Netanyahu et le roi du Maroc partagent l’espoir de voir l’accord Iran-USA échouer

Le rapprochement annoncé entre Washington et Téhéran après plusieurs mois de confrontation militaire et diplomatique pourrait rebattre les cartes au Moyen-Orient et avoir des répercussions au-delà de la région. Parmi les acteurs susceptibles de revoir leurs calculs figure le Maroc, dont la stratégie régionale récente s’est largement construite autour d’un rapprochement avec les États-Unis et d’une hostilité affirmée envers l’Iran.

Selon plusieurs observateurs critiques de la politique étrangère marocaine, la rupture des relations diplomatiques entre Rabat et Téhéran en 2018 aurait été étroitement liée au contexte international créé par la décision de l’administration de Donald Trump de se retirer de l’accord sur le nucléaire iranien conclu en 2015 sous la présidence de Barack Obama avec les puissances occidentales.

À cette période, le Maroc avait justifié cette rupture par des accusations de soutien iranien au Front Polisario à travers le Hezbollah libanais, une thèse que certains responsables américains ont par la suite contestée. John Bolton, ancien conseiller à la sécurité nationale de Donald Trump et pourtant connu pour ses positions très hostiles à l’égard de Téhéran, avait notamment déclaré ne pas avoir constaté de présence iranienne ou d’activités liées à l’Iran au Sahara Occidental.

Pour les critiques de Rabat, cette séquence démontrerait que l’hostilité marocaine envers l’Iran relevait davantage d’un calcul diplomatique que d’une opposition idéologique profonde. La rupture aurait ainsi constitué un repositionnement destiné à renforcer les relations avec Washington, dans un contexte où l’administration Trump adoptait une ligne particulièrement dure envers Téhéran.
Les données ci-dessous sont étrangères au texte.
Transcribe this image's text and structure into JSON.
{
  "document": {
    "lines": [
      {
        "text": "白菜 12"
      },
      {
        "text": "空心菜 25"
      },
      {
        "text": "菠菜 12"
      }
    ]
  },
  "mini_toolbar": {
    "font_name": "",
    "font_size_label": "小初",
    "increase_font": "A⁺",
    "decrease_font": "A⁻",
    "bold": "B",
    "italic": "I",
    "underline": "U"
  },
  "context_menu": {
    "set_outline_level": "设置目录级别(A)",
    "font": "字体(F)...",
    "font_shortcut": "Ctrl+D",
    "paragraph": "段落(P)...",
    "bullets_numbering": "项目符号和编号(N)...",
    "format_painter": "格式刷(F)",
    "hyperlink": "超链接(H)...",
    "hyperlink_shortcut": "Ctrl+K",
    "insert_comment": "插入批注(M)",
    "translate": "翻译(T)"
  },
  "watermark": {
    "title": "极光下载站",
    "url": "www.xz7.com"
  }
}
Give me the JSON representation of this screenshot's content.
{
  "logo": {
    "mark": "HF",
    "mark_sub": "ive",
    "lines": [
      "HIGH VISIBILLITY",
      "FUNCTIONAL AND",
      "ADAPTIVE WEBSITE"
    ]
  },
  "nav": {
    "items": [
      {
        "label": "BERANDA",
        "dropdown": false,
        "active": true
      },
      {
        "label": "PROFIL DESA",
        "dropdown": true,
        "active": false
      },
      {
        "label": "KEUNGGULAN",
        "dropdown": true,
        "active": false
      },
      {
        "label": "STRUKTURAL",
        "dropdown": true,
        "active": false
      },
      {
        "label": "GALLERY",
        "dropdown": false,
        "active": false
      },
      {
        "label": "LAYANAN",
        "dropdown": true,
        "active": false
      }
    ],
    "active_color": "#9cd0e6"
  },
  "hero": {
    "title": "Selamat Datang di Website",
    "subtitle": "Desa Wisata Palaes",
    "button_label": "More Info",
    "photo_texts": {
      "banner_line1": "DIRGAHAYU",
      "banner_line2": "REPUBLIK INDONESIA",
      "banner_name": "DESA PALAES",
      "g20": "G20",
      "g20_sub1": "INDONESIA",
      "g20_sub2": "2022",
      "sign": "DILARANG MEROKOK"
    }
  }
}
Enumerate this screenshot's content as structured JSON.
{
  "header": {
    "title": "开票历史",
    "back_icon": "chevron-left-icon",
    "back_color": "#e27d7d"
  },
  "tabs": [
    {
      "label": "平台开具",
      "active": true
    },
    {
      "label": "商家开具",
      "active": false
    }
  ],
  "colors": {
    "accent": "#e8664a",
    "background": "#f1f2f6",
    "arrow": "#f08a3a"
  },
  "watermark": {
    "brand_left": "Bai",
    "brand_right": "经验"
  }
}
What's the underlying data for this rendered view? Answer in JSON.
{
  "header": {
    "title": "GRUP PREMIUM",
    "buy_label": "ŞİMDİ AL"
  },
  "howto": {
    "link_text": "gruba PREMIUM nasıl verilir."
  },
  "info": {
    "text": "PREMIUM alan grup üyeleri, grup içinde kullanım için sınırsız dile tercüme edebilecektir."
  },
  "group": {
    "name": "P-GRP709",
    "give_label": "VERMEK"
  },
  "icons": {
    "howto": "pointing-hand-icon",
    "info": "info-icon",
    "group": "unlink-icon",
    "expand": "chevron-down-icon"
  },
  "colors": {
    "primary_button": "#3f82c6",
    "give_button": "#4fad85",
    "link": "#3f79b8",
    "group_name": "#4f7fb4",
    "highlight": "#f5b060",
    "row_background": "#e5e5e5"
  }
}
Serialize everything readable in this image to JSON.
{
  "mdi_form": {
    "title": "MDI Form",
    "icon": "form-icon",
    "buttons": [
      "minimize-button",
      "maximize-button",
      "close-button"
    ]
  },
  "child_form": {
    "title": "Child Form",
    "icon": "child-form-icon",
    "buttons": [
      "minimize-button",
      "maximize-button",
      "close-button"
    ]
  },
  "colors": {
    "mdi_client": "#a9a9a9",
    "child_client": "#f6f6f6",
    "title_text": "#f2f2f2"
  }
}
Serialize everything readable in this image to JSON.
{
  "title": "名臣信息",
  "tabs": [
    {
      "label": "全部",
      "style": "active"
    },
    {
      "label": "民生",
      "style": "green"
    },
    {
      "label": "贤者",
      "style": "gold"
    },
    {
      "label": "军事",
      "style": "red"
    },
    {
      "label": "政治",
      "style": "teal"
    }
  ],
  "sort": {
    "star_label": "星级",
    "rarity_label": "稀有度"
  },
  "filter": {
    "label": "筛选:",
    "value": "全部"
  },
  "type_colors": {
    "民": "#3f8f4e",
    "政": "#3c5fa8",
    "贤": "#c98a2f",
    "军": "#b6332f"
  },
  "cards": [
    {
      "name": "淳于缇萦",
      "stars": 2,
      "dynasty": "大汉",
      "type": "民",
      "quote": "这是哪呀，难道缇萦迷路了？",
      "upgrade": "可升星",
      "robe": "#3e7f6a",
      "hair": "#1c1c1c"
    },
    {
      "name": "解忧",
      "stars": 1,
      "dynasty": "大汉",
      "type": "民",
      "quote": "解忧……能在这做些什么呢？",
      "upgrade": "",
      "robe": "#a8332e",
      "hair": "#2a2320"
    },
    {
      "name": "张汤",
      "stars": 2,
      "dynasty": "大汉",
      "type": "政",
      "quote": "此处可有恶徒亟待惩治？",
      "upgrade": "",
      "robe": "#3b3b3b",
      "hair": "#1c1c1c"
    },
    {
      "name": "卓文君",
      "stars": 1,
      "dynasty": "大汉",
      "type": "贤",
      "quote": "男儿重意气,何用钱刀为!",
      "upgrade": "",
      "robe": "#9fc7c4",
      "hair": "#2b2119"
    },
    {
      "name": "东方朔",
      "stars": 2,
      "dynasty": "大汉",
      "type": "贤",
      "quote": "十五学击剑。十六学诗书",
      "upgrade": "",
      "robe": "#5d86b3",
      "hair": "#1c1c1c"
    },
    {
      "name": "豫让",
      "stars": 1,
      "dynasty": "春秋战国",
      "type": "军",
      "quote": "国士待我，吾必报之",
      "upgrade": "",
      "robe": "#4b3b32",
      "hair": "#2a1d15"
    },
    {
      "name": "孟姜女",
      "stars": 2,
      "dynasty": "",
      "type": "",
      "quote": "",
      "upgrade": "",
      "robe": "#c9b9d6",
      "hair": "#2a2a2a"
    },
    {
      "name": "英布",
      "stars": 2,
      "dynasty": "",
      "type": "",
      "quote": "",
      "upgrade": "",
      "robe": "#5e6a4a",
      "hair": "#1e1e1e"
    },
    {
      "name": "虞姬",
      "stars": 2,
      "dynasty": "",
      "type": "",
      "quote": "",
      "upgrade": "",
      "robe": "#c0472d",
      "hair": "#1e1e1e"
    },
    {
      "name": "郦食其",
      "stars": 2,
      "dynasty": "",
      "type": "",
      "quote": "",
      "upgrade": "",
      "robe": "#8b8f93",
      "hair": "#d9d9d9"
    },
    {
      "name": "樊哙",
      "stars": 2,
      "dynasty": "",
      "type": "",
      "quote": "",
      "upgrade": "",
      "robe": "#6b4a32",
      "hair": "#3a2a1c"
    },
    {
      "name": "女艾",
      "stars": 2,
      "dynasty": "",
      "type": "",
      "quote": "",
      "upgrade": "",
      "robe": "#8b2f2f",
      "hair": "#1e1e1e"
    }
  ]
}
Deux ans plus tard, le Maroc rejoignait le processus de normalisation avec Israël dans le cadre des accords d’Abraham, bénéficiant alors du soutien américain sur la question du Sahara Occidental. Cette évolution avait été présentée par Rabat comme une avancée diplomatique majeure.

Mais le changement de position de Washington sur le dossier iranien pourrait aujourd’hui fragiliser cette stratégie, estiment certains analystes. Un éventuel accord entre les États-Unis et l’Iran serait interprété par ses détracteurs comme un déplacement des priorités américaines, laissant certains alliés régionaux face aux conséquences de choix effectués dans un contexte différent.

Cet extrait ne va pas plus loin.